Posted in Academia, Apple, EMU, iPad, The Happy Academic | 1 Comment

iPad and daily blogging goes so-so

As I mentioned in my previous post, I’ve been taking the inspiration of National Novel Writing Month and National Blog Posting Month to start a new blog/web site of sorts, Academic iPad.  And I’m also doing this because a) as a part of this EMU eFellows program, and b) I’m giving a very informal talk at the end of this month about iPads and art/academia for a forum in the Art Department here.

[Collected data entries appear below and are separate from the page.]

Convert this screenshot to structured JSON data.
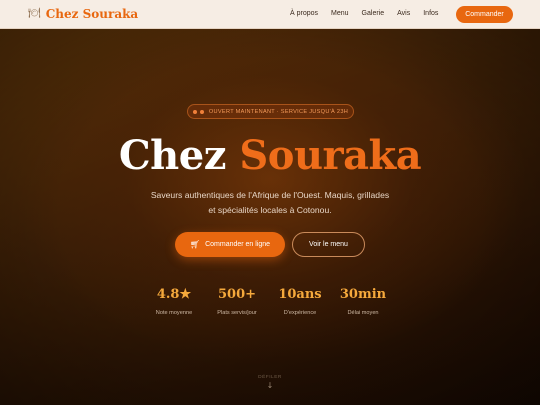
{
  "nav": {
    "brand_icon": "🍽",
    "brand_name": "Chez Souraka",
    "links": [
      "À propos",
      "Menu",
      "Galerie",
      "Avis",
      "Infos"
    ],
    "cta": "Commander"
  },
  "hero": {
    "badge": "OUVERT MAINTENANT · SERVICE JUSQU'À 23H",
    "title_white": "Chez",
    "title_orange": "Souraka",
    "tagline": "Saveurs authentiques de l'Afrique de l'Ouest. Maquis, grillades et spécialités locales à Cotonou.",
    "primary_button": "Commander en ligne",
    "primary_icon": "cart-icon",
    "secondary_button": "Voir le menu"
  },
  "stats": [
    {
      "value": "4.8★",
      "label": "Note moyenne"
    },
    {
      "value": "500+",
      "label": "Plats servis/jour"
    },
    {
      "value": "10ans",
      "label": "D'expérience"
    },
    {
      "value": "30min",
      "label": "Délai moyen"
    }
  ],
  "scroll": {
    "label": "DÉFILER",
    "icon": "arrow-down-icon"
  },
  "colors": {
    "accent": "#e8670f",
    "stat_gold": "#f5a93c",
    "nav_bg": "#f6ede4"
  }
}
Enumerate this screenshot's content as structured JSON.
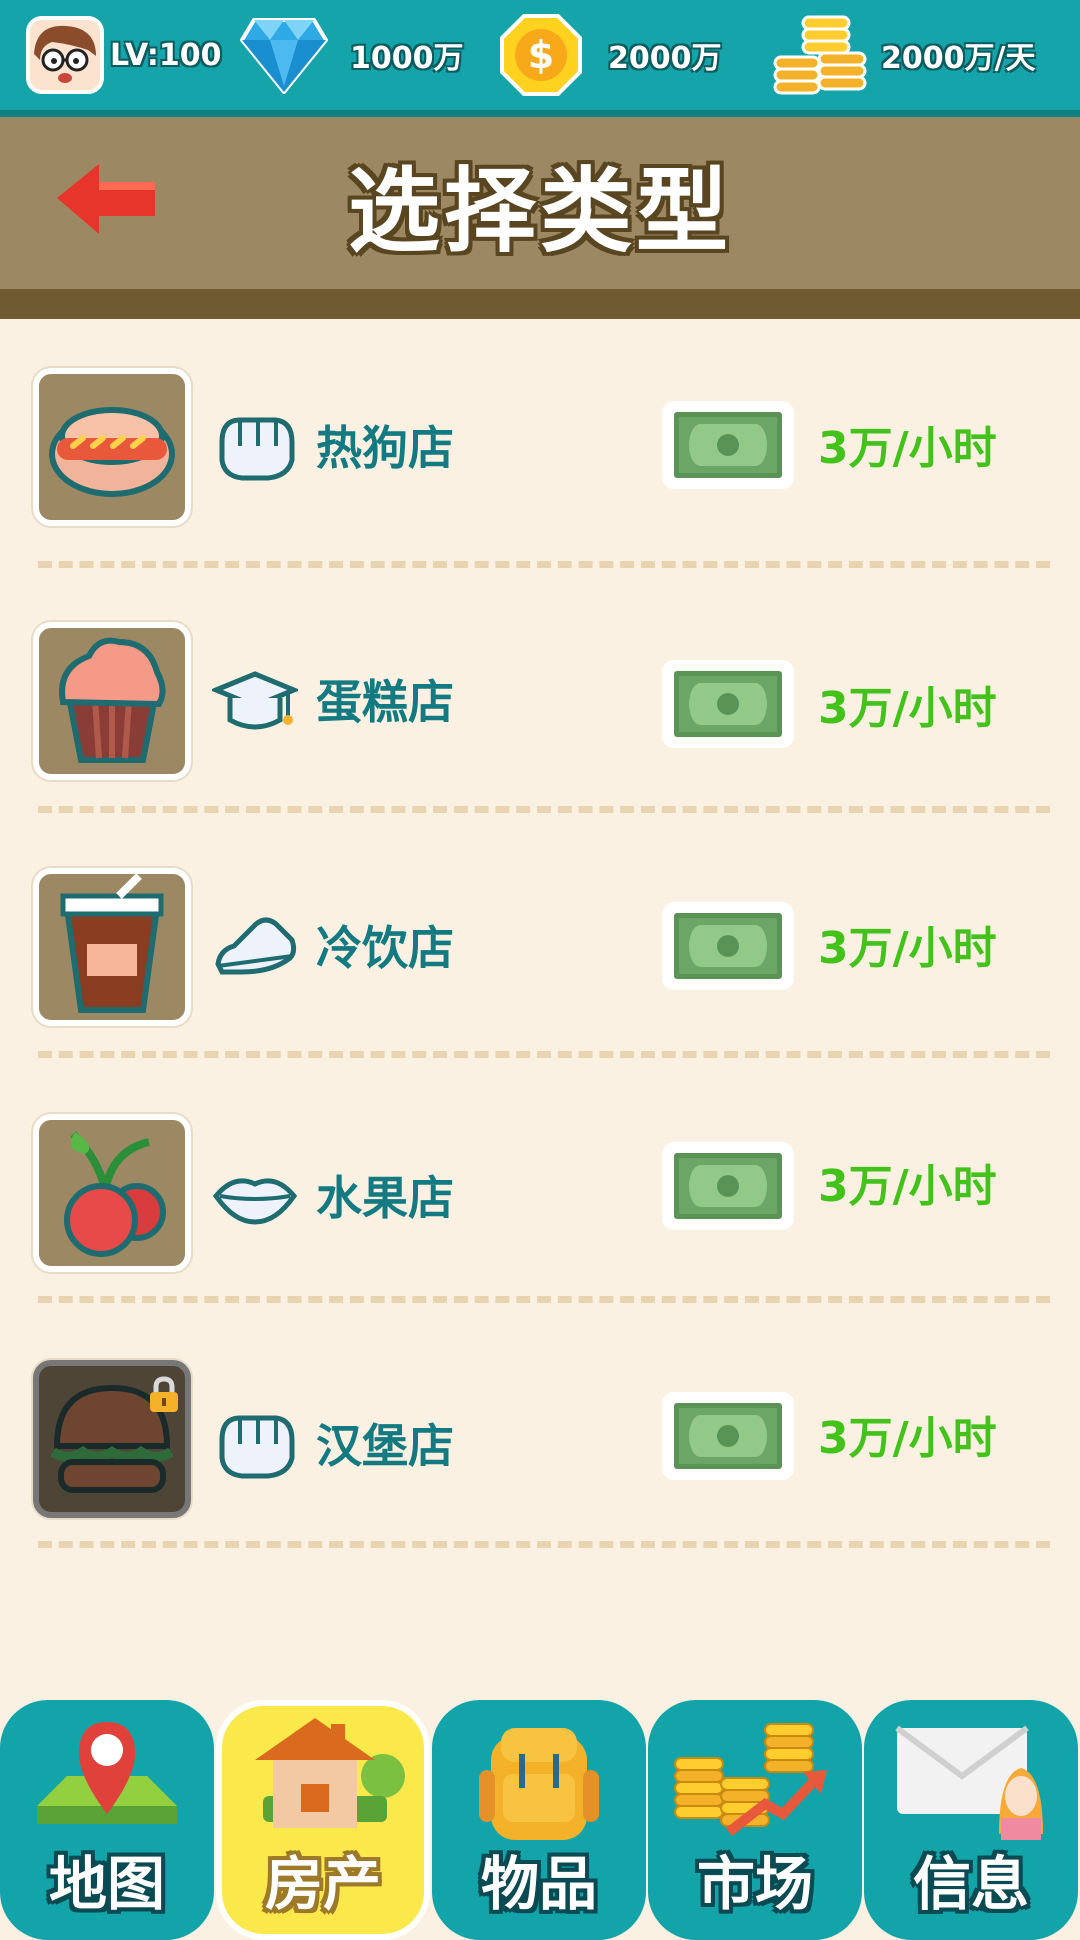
{
  "status_bar": {
    "level": "LV:100",
    "diamonds": "1000万",
    "coins": "2000万",
    "income_rate": "2000万/天"
  },
  "header": {
    "title": "选择类型"
  },
  "shops": [
    {
      "name": "热狗店",
      "icon": "hotdog-icon",
      "trait_icon": "fist-icon",
      "income": "3万/小时",
      "locked": false
    },
    {
      "name": "蛋糕店",
      "icon": "cupcake-icon",
      "trait_icon": "graduation-cap-icon",
      "income": "3万/小时",
      "locked": false
    },
    {
      "name": "冷饮店",
      "icon": "cold-drink-icon",
      "trait_icon": "sneaker-icon",
      "income": "3万/小时",
      "locked": false
    },
    {
      "name": "水果店",
      "icon": "cherry-icon",
      "trait_icon": "lips-icon",
      "income": "3万/小时",
      "locked": false
    },
    {
      "name": "汉堡店",
      "icon": "burger-icon",
      "trait_icon": "fist-icon",
      "income": "3万/小时",
      "locked": true
    }
  ],
  "nav": {
    "tabs": [
      {
        "label": "地图",
        "icon": "map-pin-icon",
        "active": false
      },
      {
        "label": "房产",
        "icon": "house-icon",
        "active": true
      },
      {
        "label": "物品",
        "icon": "backpack-icon",
        "active": false
      },
      {
        "label": "市场",
        "icon": "coin-stack-chart-icon",
        "active": false
      },
      {
        "label": "信息",
        "icon": "mail-icon",
        "active": false
      }
    ]
  },
  "colors": {
    "teal": "#15a4a9",
    "header_brown": "#9c8964",
    "income_green": "#43c21c",
    "name_teal": "#147a82",
    "active_tab_yellow": "#fbe84b"
  }
}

So far, I’ve noticed three things:

  • I’m not particularly inspired about blogging daily about iPad things, I suppose because I’m not sure what else I can say about using iPads that I haven’t said or that don’t strike me as pretty obvious.  Use the iPad for reading; use it for writing; use it for everyday internet stuff (e.g., email, light web browsing, searching); use it for some notes; use it for fun.  I suppose there are “fine points” to be made about all of these things, but I’m not sure how interesting those finer points really are for anyone.
  • I have been motivated to monkey around more with my iPad(s) and try some new tricks, which I suppose is also a good thing and/or good unintended consequence of this little project.
  • Between the iPad thing, this blog, and EMUTalk.org, I pretty much blog every day anyway.  So I’m not sure it’s much of a challenge for me.

Anyway, we’ll see how it pans out.  I’m not going to be giving up on this little experiment mainly because of I still feel like I owe something to the eFellows and the Art department crowds, but I am also not assuming that this is going to turn into a regular and ongoing site after this month.